All of this, of course, can and should be measured to assure every interaction with these HR consumers generates the outcomes the organization wants. Messages, media and timing can be tweaked to assure individuals are making the most of the HR programs available.
Along these lines of an employee-centric experience, the lines of communication have also changed. The top down method has been enhanced with a user-generated content model. Knowledge sharing across the organization – when harnessed effectively – can assure great ideas or learnings are not trapped. Collaboration across geographies, generations and skillsets ensure diversity of thought and experience. Communities emerge around common challenges and opportunities. Social interaction expands beyond the immediate workplace. Employees become increasingly engaged with the organization, even when employees themselves are the ones creating that encompassing environment.
Open dialog
With an increasingly mobile workforce, both in the channels they expect to interact and in their lack of loyalty to a single employers, engagement will need to evolve. Certainly, information and transactions will need to be readily available on any device – especially handheld. That also means that silos will need to be broken. To deliver from the user’s perspective, employers will need to find a way for their benefits, wellness, compensation, equity, retirement, performance management, learning management, etc. systems to seamlessly work together.

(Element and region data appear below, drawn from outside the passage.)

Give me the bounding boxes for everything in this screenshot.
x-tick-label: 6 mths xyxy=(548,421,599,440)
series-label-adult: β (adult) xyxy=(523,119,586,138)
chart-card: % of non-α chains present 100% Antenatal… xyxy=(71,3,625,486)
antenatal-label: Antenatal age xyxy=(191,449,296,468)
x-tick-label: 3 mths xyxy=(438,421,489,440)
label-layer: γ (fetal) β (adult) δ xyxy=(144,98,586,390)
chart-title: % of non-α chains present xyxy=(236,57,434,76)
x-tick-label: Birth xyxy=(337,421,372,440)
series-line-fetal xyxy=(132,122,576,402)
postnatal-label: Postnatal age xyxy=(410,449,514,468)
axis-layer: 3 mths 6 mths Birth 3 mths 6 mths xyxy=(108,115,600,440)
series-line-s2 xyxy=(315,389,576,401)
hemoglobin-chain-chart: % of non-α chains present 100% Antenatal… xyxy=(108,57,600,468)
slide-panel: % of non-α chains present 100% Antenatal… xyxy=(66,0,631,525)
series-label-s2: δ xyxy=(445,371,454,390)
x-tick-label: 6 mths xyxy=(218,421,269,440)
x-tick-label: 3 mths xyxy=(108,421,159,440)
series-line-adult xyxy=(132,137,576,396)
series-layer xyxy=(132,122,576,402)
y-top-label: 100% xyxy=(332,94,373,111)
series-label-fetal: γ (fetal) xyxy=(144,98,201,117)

Best of breeds will always emerge, so creating one unifying experience will be essential for minimizing user frustration.
The rise of the contingent workforce will require a dialog with workers that starts well before they contribute, continues during their work effort and remains in place once they leave. Key talent will need to be drawn back to the organization, perhaps even frequently, so engagement won’t solely be a “while employed” experience.
i-Engagement
We’re on the verge of creating a Siri, Sync or Alexa-type experience for HR. The more information we know about an individual and the more we can marry that data with the programs an organization offers, the more real a fully interactive, eligibility-driven question-and-answer experience can be. In the kitchen, an individual could call up recipes that align with their medical condition, through their Sync system in the car they check the balance in their HSA as they head out to the doctor and ask their iPhone how much PTO they have left as they plan a vacation while in the doctor’s waiting room.
Employers have access to the programs, data and information to help employees improve their own health, wealth and career. With emerging interactive technologies such as these, we can make sure individuals access and get the right life coaching at the right time to truly make a difference in their lives.